A dose response of pFTAA demonstrates a single, homogeneous binding site to neurons expressing filamentous tau. pFTAA was added at the concentrations indicated to ethanol-fixed DRG neurons cultured from 5-month-old P301S tau mice for 2 days. (A) Representative images of pFTAA binding intensities at the concentrations indicated. (B) Quantification of signal intensity. To determine the relationship between the concentration of pFTAA and fluorescence intensity, the fluorescence intensity values from 15 neurons per dose were averaged (circles) and the results were submitted to a least square curve fitting analysis according to an equation that predicts a single, saturable binding site (line) from which a half saturation constant of 0.142 μM (R² = 0.983) was derived. Error bars indicate sem values. Scale bar, 100 μm.

Figure 5

Labeling of insoluble tau is not an artifact of fixation.

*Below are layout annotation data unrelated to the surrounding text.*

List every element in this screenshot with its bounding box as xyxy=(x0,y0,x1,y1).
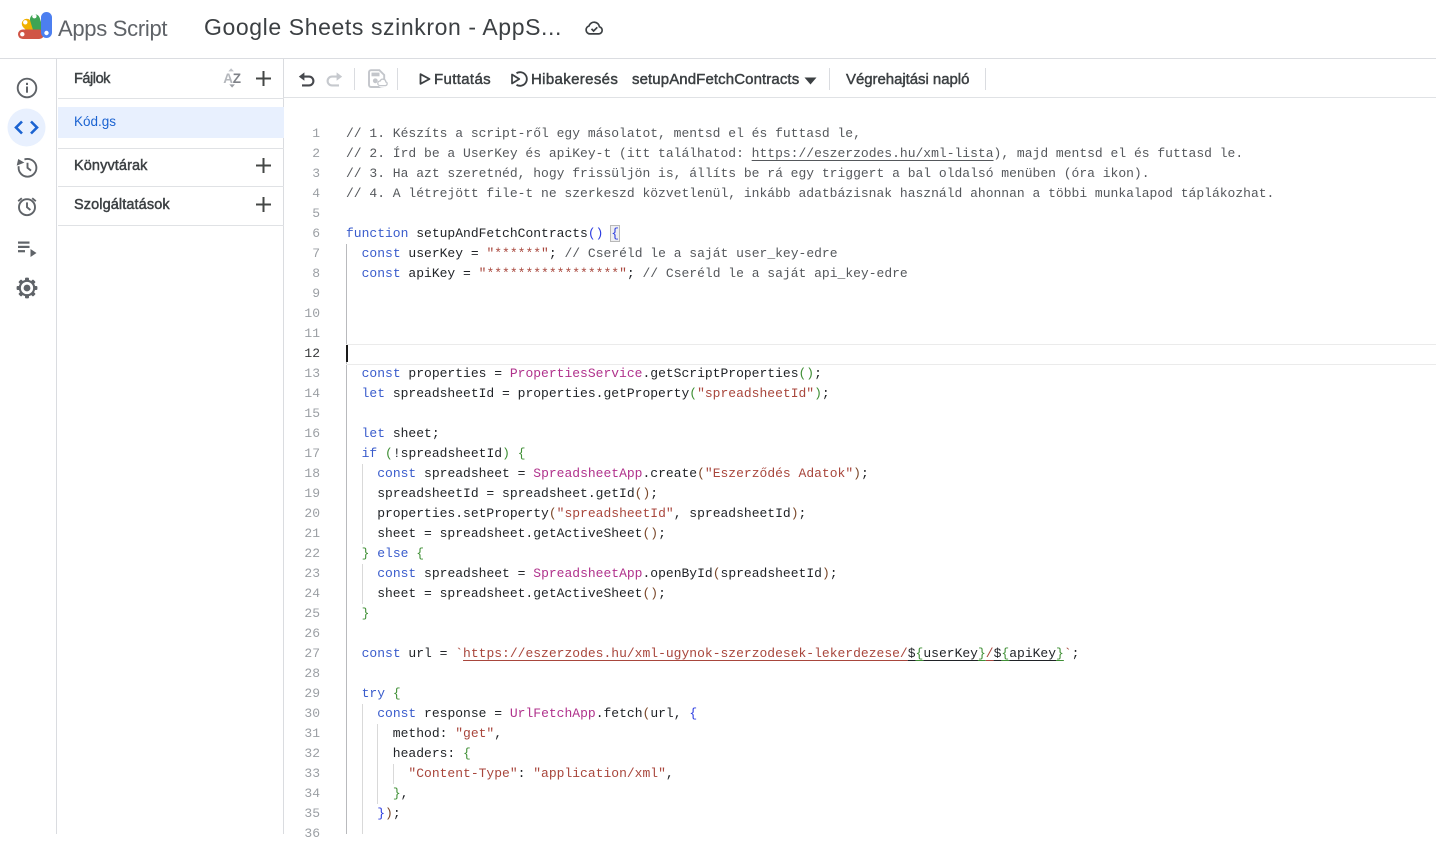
svg-text:A: A xyxy=(223,71,233,86)
svg-text:Z: Z xyxy=(233,71,241,86)
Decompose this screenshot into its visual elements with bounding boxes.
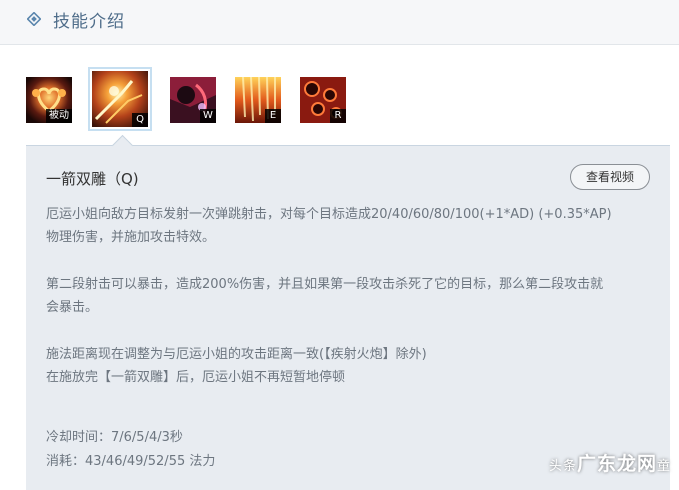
description-line: 厄运小姐向敌方目标发射一次弹跳射击，对每个目标造成20/40/60/80/100… — [46, 207, 612, 222]
description-line: 第二段射击可以暴击，造成200%伤害，并且如果第一段攻击杀死了它的目标，那么第二… — [46, 277, 604, 292]
description-line: 在施放完【一箭双雕】后，厄运小姐不再短暂地停顿 — [46, 370, 346, 385]
skill-key-label: W — [200, 109, 216, 123]
skill-passive-button[interactable]: 被动 — [26, 77, 72, 123]
watermark-suffix: 童 — [656, 459, 671, 474]
header-divider — [0, 44, 679, 45]
description-line: 物理伤害，并施加攻击特效。 — [46, 230, 216, 245]
section-header: 技能介绍 — [0, 0, 679, 44]
description-line: 会暴击。 — [46, 300, 99, 315]
skill-key-label: E — [265, 109, 281, 123]
skill-icon-row: 被动 Q W E R — [26, 67, 426, 137]
skill-q-button[interactable]: Q — [88, 67, 152, 131]
watermark: 头条广东龙网童 — [549, 449, 671, 476]
skill-key-label: Q — [132, 113, 148, 127]
description-line: 施法距离现在调整为与厄运小姐的攻击距离一致(【疾射火炮】除外) — [46, 347, 427, 362]
cooldown-text: 冷却时间：7/6/5/4/3秒 — [46, 430, 183, 445]
skill-key-label: R — [330, 109, 346, 123]
skill-key-label: 被动 — [46, 109, 72, 123]
skill-stats: 冷却时间：7/6/5/4/3秒 消耗：43/46/49/52/55 法力 — [46, 426, 215, 474]
skill-title: 一箭双雕（Q) — [46, 170, 139, 188]
skill-description: 厄运小姐向敌方目标发射一次弹跳射击，对每个目标造成20/40/60/80/100… — [46, 203, 656, 389]
skill-e-button[interactable]: E — [235, 77, 281, 123]
diamond-icon — [27, 12, 41, 26]
watermark-prefix: 头条 — [548, 459, 577, 474]
skill-r-button[interactable]: R — [300, 77, 346, 123]
skill-w-button[interactable]: W — [170, 77, 216, 123]
view-video-button[interactable]: 查看视频 — [570, 164, 650, 190]
cost-text: 消耗：43/46/49/52/55 法力 — [46, 454, 216, 469]
skill-detail-panel: 一箭双雕（Q) 查看视频 厄运小姐向敌方目标发射一次弹跳射击，对每个目标造成20… — [26, 145, 670, 490]
section-title: 技能介绍 — [53, 12, 125, 32]
watermark-brand: 广东龙网 — [576, 453, 657, 475]
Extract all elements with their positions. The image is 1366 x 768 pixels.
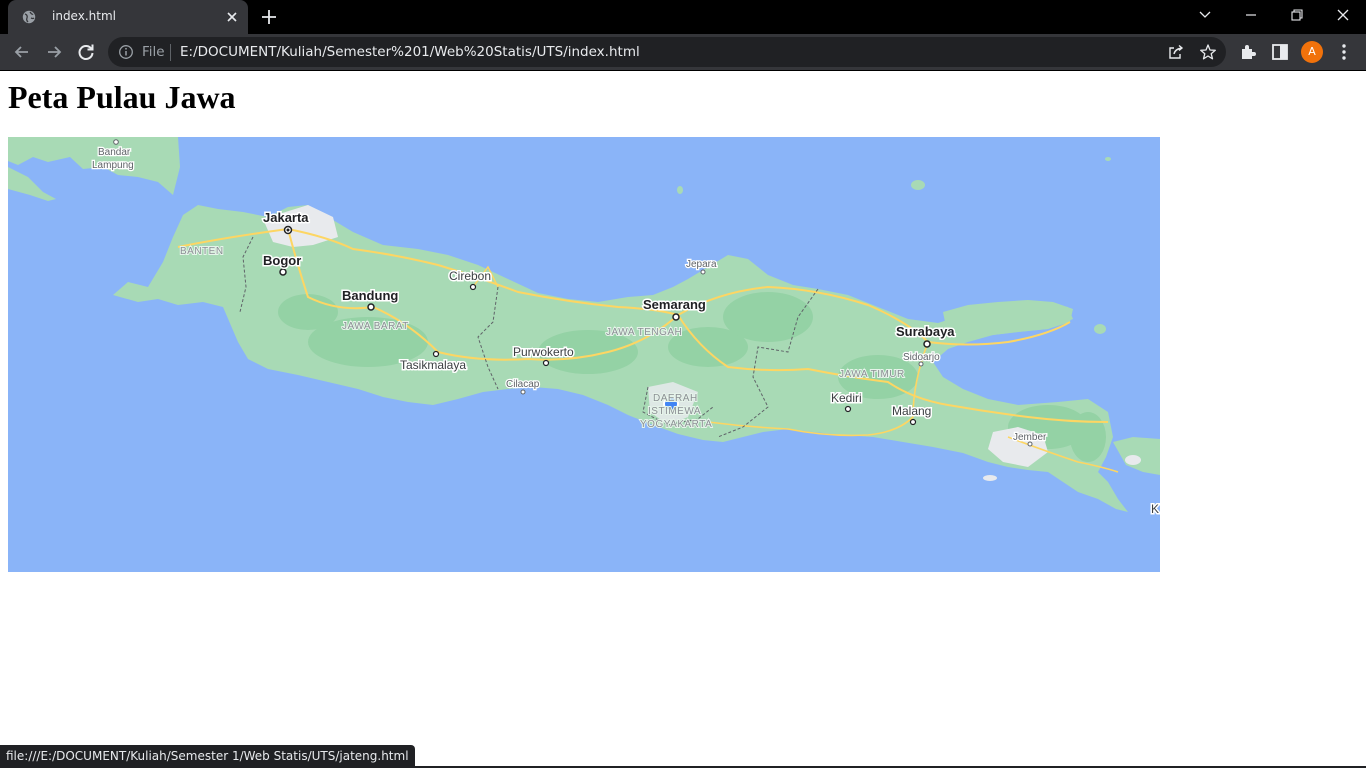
semarang-marker	[672, 313, 680, 321]
label-bandar: Bandar	[98, 147, 131, 158]
label-daerah: DAERAH	[653, 393, 698, 404]
label-jawa-barat: JAWA BARAT	[342, 321, 409, 332]
address-scheme-label: File	[142, 44, 165, 60]
bogor-marker	[279, 268, 287, 276]
browser-toolbar: File E:/DOCUMENT/Kuliah/Semester%201/Web…	[0, 34, 1366, 70]
label-jawa-tengah: JAWA TENGAH	[606, 327, 682, 338]
tab-strip: index.html	[0, 0, 1366, 34]
label-surabaya: Surabaya	[896, 324, 955, 339]
globe-icon	[22, 10, 36, 24]
tab-title: index.html	[52, 9, 116, 23]
surabaya-marker	[923, 340, 931, 348]
map-graphic: Bandar Lampung Jakarta Bogor BANTEN Band…	[8, 137, 1160, 518]
malang-marker	[909, 418, 917, 426]
forward-arrow-icon[interactable]	[43, 41, 65, 63]
reload-icon[interactable]	[75, 41, 97, 63]
back-arrow-icon[interactable]	[11, 41, 33, 63]
new-tab-icon[interactable]	[257, 6, 281, 28]
label-kediri: Kediri	[831, 391, 862, 405]
profile-avatar[interactable]: A	[1301, 41, 1323, 63]
cirebon-marker	[469, 283, 477, 291]
close-tab-icon[interactable]	[224, 9, 240, 25]
minimize-icon[interactable]	[1228, 0, 1274, 30]
label-malang: Malang	[892, 404, 931, 418]
tasikmalaya-marker	[432, 350, 440, 358]
java-map-image[interactable]: Bandar Lampung Jakarta Bogor BANTEN Band…	[8, 137, 1160, 572]
status-bar-link-preview: file:///E:/DOCUMENT/Kuliah/Semester 1/We…	[0, 745, 415, 767]
kediri-marker	[844, 405, 852, 413]
label-istimewa: ISTIMEWA	[648, 406, 701, 417]
label-yogyakarta: YOGYAKARTA	[640, 419, 712, 430]
label-semarang: Semarang	[643, 297, 706, 312]
label-lampung: Lampung	[92, 160, 134, 171]
label-cirebon: Cirebon	[449, 269, 491, 283]
label-banten: BANTEN	[180, 246, 224, 257]
label-tasikmalaya: Tasikmalaya	[400, 358, 466, 372]
label-sidoarjo: Sidoarjo	[903, 352, 940, 363]
close-window-icon[interactable]	[1320, 0, 1366, 30]
address-url[interactable]: E:/DOCUMENT/Kuliah/Semester%201/Web%20St…	[180, 44, 640, 60]
label-jakarta: Jakarta	[263, 210, 309, 225]
address-divider	[170, 44, 171, 61]
bookmark-star-icon[interactable]	[1199, 43, 1217, 61]
address-bar[interactable]: File E:/DOCUMENT/Kuliah/Semester%201/Web…	[108, 37, 1226, 67]
tab-search-chevron-icon[interactable]	[1182, 0, 1228, 30]
label-cilacap: Cilacap	[506, 379, 540, 390]
bandung-marker	[367, 303, 375, 311]
label-bandung: Bandung	[342, 288, 398, 303]
label-k-edge: K	[1151, 502, 1159, 516]
label-jepara: Jepara	[686, 259, 717, 270]
share-icon[interactable]	[1167, 43, 1185, 61]
label-jawa-timur: JAWA TIMUR	[839, 369, 905, 380]
label-bogor: Bogor	[263, 253, 301, 268]
info-icon[interactable]	[118, 44, 134, 60]
purwokerto-marker	[542, 359, 550, 367]
page-title: Peta Pulau Jawa	[8, 79, 236, 115]
label-jember: Jember	[1013, 432, 1047, 443]
label-purwokerto: Purwokerto	[513, 345, 574, 359]
restore-icon[interactable]	[1274, 0, 1320, 30]
more-menu-icon[interactable]	[1333, 41, 1355, 63]
side-panel-icon[interactable]	[1269, 41, 1291, 63]
tab-index-html[interactable]: index.html	[8, 0, 248, 34]
toolbar-divider	[0, 70, 1366, 71]
extensions-puzzle-icon[interactable]	[1237, 41, 1259, 63]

DRG neurons cultured from 5-month-old P301S tau mice for 2 days were either incubated with 3 μM pFTAA for 30 min at room temperature before fixation in 95% ethanol, or fixed before labeling with pFTAA using the same solution and conditions. Cultures were immunolabeled with the HT7 antibody (red). Loading of pFTAA into either live or fixed dissociated DRG neurons produced equivalent signal and co-localization with HT7. Note that some HT7+ve neurons are not labeled with pFTAA because HT7 neurons with insoluble tau only represent about 44% of all the HT7+ve neurons. Scale bar, 100 μm.

Figure 6

Slow death of defined DRG neurons expressing fibrillar tau can be followed continuously after labeling with pFTAA. DRG neurons were cultured from 5-month-old P301S tau mice for 7 days before labeling with 3 μM pFTAA, (t = time in days after addition of pFTAA). Medium was replaced with PI-containing medium without pFTAA every 3 days. (A) Images of the same set of neurons at 0, 2, and 7 days after addition of pFTAA showing appearance of PI+ve neurons and their subsequent disappearance from the cultures. (B) The loss of pFTAA+ve neurons as a percentage of total neurons originally labeled is 45% after 25 days in vitro. The loss of pFTAA+ve neurons becomes significant at 10 days in vitro (p = 0.0144) and continues to increase until 25 days in vitro (p = 0.0017). Black square denotes percentage survival of pFTAA-ve neurons in the same culture after 25 days (mean ± sem from the three biological replicates, p = 0.0318, paired t-test). Scale bar, 50 μm.